チタン合金に火星のレゴリスを混ぜれば強度を高められることが判明

【▲ 図1: 将来的な有人火星探査計画における課題の1つは、宇宙飛行士が長期的に滞在する際に必要とされる様々な部材の調達方法です。 (Credit: NASA)】

宇宙にモノを打ち上げるというのは、宇宙開発が始まって以来ずっと続いてきた大きな課題です。例えばNASA (アメリカ航空宇宙局) のスペースシャトルは、1kgのモノを地球周回軌道へ投入するのに5万4000ドルもの費用がかかったと言われています。地球の重力圏を脱出した先にある月や火星にモノを送り込もうとすれば、さらに費用が掛かります。

近年の技術開発は宇宙へモノを打ち上げるのに必要な費用を少しずつ圧縮していますが、依然として高額であることに変わりはありません。特に、有人火星探査や月面基地の運用など、人間が宇宙に長期間滞在するための拠点を維持するには、その場で得られる資源を活用することがほぼ必須といえます。交換可能な機械部品の修理や、そのために必要な道具を地球から調達しようとすれば、費用も時間もかかるからです。

ただし、月や火星の表面にあるレゴリスは、部材を作るのには不向きであることが知られています (※) 。レゴリスは極めて細かい砂のような物質です。乾いた砂では砂の城を作れないように、そのままでは月や火星のレゴリスを固めることはできません。レゴリス同士を結合させるには工夫が必要ですが、地球で伝統的に行われている方法は月や火星では不向きです。例えば、セメントやその原料は月や火星にはないので、地球から運んでいく必要があります。陶器の伝統的な製造方法である熱を利用した焼結は、炉全体を加熱するために大量のエネルギーを必要とするため、そのエネルギー源となる燃料や電力の調達方法もまた課題となります。

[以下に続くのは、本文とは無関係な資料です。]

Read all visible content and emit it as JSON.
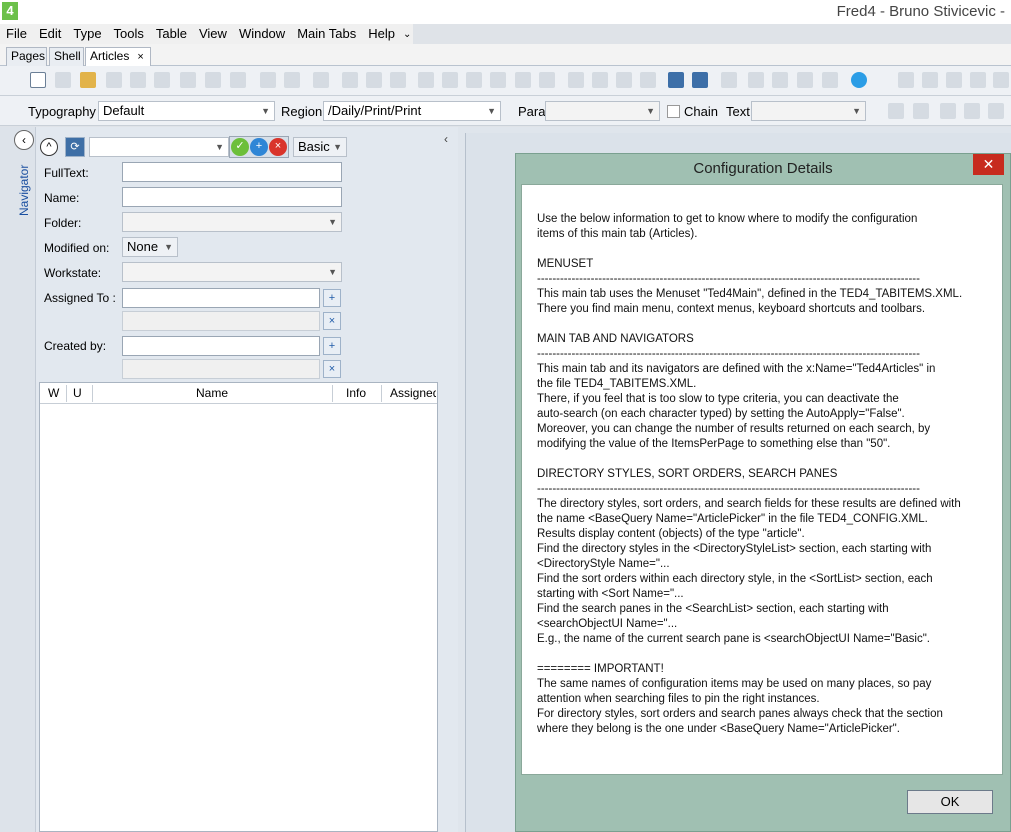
{
  "app": {
    "logo_text": "4",
    "title": "Fred4 - Bruno Stivicevic -"
  },
  "menu": {
    "items": [
      "File",
      "Edit",
      "Type",
      "Tools",
      "Table",
      "View",
      "Window",
      "Main Tabs",
      "Help"
    ],
    "overflow": "⌄"
  },
  "tabs": [
    {
      "label": "Pages"
    },
    {
      "label": "Shell"
    },
    {
      "label": "Articles",
      "close": "×"
    }
  ],
  "toolbar2": {
    "typography_label": "Typography",
    "typography_value": "Default",
    "region_label": "Region",
    "region_value": "/Daily/Print/Print",
    "para_label": "Para",
    "para_value": "",
    "chain_label": "Chain",
    "text_label": "Text",
    "text_value": ""
  },
  "navigator": {
    "rail_label": "Navigator",
    "query_value": "",
    "search_pane": "Basic",
    "fields": {
      "fulltext_label": "FullText:",
      "name_label": "Name:",
      "folder_label": "Folder:",
      "modified_label": "Modified on:",
      "modified_value": "None",
      "workstate_label": "Workstate:",
      "assigned_label": "Assigned To :",
      "created_label": "Created by:"
    },
    "columns": [
      "W",
      "U",
      "Name",
      "Info",
      "Assigned"
    ]
  },
  "dialog": {
    "title": "Configuration Details",
    "close": "✕",
    "body": "Use the below information to get to know where to modify the configuration\nitems of this main tab (Articles).\n\nMENUSET\n----------------------------------------------------------------------------------------------------\nThis main tab uses the Menuset \"Ted4Main\", defined in the TED4_TABITEMS.XML.\nThere you find main menu, context menus, keyboard shortcuts and toolbars.\n\nMAIN TAB AND NAVIGATORS\n----------------------------------------------------------------------------------------------------\nThis main tab and its navigators are defined with the x:Name=\"Ted4Articles\" in\nthe file TED4_TABITEMS.XML.\nThere, if you feel that is too slow to type criteria, you can deactivate the\nauto-search (on each character typed) by setting the AutoApply=\"False\".\nMoreover, you can change the number of results returned on each search, by\nmodifying the value of the ItemsPerPage to something else than \"50\".\n\nDIRECTORY STYLES, SORT ORDERS, SEARCH PANES\n----------------------------------------------------------------------------------------------------\nThe directory styles, sort orders, and search fields for these results are defined with\nthe name <BaseQuery Name=\"ArticlePicker\" in the file TED4_CONFIG.XML.\nResults display content (objects) of the type \"article\".\nFind the directory styles in the <DirectoryStyleList> section, each starting with\n<DirectoryStyle Name=\"...\nFind the sort orders within each directory style, in the <SortList> section, each\nstarting with <Sort Name=\"...\nFind the search panes in the <SearchList> section, each starting with\n<searchObjectUI Name=\"...\nE.g., the name of the current search pane is <searchObjectUI Name=\"Basic\".\n\n======== IMPORTANT!\nThe same names of configuration items may be used on many places, so pay\nattention when searching files to pin the right instances.\nFor directory styles, sort orders and search panes always check that the section\nwhere they belong is the one under <BaseQuery Name=\"ArticlePicker\".",
    "ok_label": "OK"
  }
}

※…今回の解説内容における月や火星のレゴリスとは、正確には月や火星に存在するレゴリスの化学成分を模して作られた人工物や、それらに近い組成を持つ地球の岩石を粉末状にしたものです。

ワシントン州立大学のAli Afrouzian氏らの研究チームは、火星で十分な強度を持つ部材を作るための方法を研究し、論文にまとめました。この研究は、2011年に同大学で行われた、3Dプリンターで月のレゴリスから部材を作る方法を応用したものです。

火星と月の環境は、地球よりもはるかに希薄かほとんど存在しない大気と、地球よりも小さな重力という点が共通しています。普通の3Dプリンターは部材を成形するために粒子状の固体を噴射するため、抵抗のない真空空間と微小重力の下では粒子が狙った場所に落ちなかったり、浮遊して飛び散ってしまったりといった悪影響が生じる恐れがあります。そこで2011年の研究では、レーザーを利用してレゴリスを焼結させる方法が開発されました。レーザーの光エネルギーを直接熱エネルギーに変換できるため、伝統的な陶器の製造方法で課題となるエネルギーの問題を克服できます。

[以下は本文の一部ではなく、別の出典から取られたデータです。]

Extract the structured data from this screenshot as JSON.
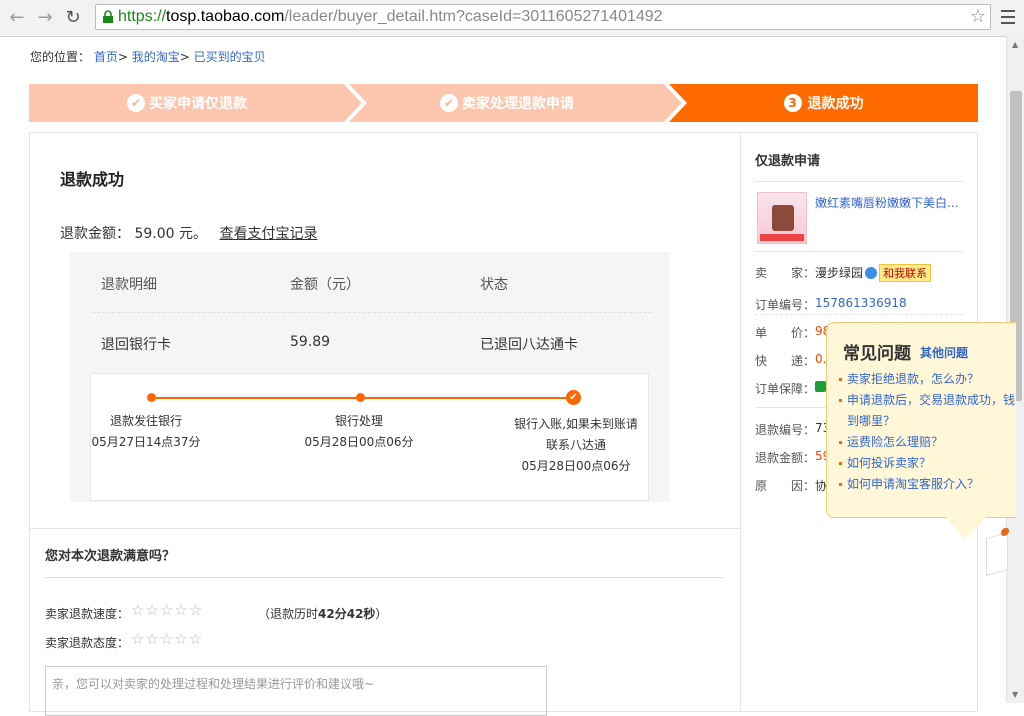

今回の研究では当時の研究を応用しつつ、月のレゴリスで発生した課題を克服することも意図されました。レゴリスのみを焼き固めた部材は、冷えて固まると熱収縮して、シワやひび割れが生じます。これは部材の強度を低下させるだけでなく、適切な寸法を維持できないという課題ももたらします。

そこで今回、研究チームはレゴリスと混合して焼結させる物質として、チタン合金の一種である「Ti6Al4V」に着目しました。1950年代に開発されたTi6Al4Vは航空宇宙業界で長年多用されているチタン合金であり、その特性はよく理解されています。ただし、ケイ酸塩鉱物が主体のレゴリスと、様々な金属元素の混合物であるTi6Al4Vでは、熱伝導率や熱収縮の度合いが異なります。そのため、熱特性の違いが部材にどのような影響を与えるのかについては未知の点が多くありました。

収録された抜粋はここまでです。